5.按照权利要求1所述短波长激光手性拉曼光谱仪,其特征在于:
激光激发光源包括一个波长在325-532nm连续可调的激光激发光源或并联设置的二个以上波长处于325-532nm的激光激发光源,并联设置的激光激发光源是指二个以上激光激发光源出光光路相平行,它们发出的激光经反射镜反射后进入光谱仪的入射光路;光路中的光学元件除瑞利线滤波器外,均在325-532nm之间具有宽范围响应,减少由于改变波长和更换光学元件带来的误差,从而实现不同激发光波长下对同一样品在相同光路条件下的采集。

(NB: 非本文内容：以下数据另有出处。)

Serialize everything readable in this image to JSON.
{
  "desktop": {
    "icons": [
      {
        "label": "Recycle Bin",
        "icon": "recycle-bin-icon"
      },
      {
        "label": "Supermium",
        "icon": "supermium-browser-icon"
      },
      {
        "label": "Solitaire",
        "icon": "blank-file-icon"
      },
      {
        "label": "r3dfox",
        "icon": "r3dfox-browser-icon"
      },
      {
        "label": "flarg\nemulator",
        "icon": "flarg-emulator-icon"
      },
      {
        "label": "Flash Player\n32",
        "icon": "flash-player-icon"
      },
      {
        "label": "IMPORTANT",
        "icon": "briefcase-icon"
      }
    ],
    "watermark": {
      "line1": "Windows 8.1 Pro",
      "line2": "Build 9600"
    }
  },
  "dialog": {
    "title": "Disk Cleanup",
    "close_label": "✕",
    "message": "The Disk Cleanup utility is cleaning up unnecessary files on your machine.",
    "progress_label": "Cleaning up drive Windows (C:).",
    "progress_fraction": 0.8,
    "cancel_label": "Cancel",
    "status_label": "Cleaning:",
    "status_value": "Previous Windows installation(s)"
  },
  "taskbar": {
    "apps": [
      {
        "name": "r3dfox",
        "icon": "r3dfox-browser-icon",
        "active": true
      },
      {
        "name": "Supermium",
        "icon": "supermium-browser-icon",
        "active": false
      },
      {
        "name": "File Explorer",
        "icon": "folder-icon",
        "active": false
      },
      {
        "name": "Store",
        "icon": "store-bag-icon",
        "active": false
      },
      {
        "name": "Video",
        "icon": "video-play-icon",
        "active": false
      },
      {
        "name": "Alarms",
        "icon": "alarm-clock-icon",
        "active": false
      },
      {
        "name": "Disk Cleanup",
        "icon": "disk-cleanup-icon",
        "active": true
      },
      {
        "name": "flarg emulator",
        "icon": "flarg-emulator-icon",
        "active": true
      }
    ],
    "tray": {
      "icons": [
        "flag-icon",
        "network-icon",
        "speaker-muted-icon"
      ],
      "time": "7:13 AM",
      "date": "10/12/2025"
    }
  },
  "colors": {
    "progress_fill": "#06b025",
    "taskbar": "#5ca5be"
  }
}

6.按照权利要求1所述短波长激光手性拉曼光谱仪,其特征在于:
实现拉曼信号分光的成像光谱仪可以采用透射式光栅成像光谱仪、反射式光栅成像光谱仪或凹面光栅成像光谱仪。
7.按照权利要求1所述短波长激光手性拉曼光谱仪,其特征在于:
数据处理系统将右、左旋圆偏振拉曼光谱信号的和作为总拉曼信号,将右、左旋圆偏振拉曼信号的差作为圆偏振拉曼差信号即拉曼光学活性信号;圆偏振拉曼差信号/总拉曼信号作为归一化的圆偏振拉曼强度差分完成一次圆偏振拉曼光谱(拉曼光学活性光谱)采集;同时通过改变圆偏振光分离器的工作方式,实现右、左旋圆偏振激光拉曼信号交替入射到双光束分叉光纤的B、A端,成像于CCD的下半部和上半部,进而完成圆偏振拉曼差分检测的光路补偿,完成一个循环的圆偏振拉曼差信号采集;通过多次累加圆偏振拉曼差谱,完成圆偏振拉曼光谱(拉曼光学活性光谱)的采集。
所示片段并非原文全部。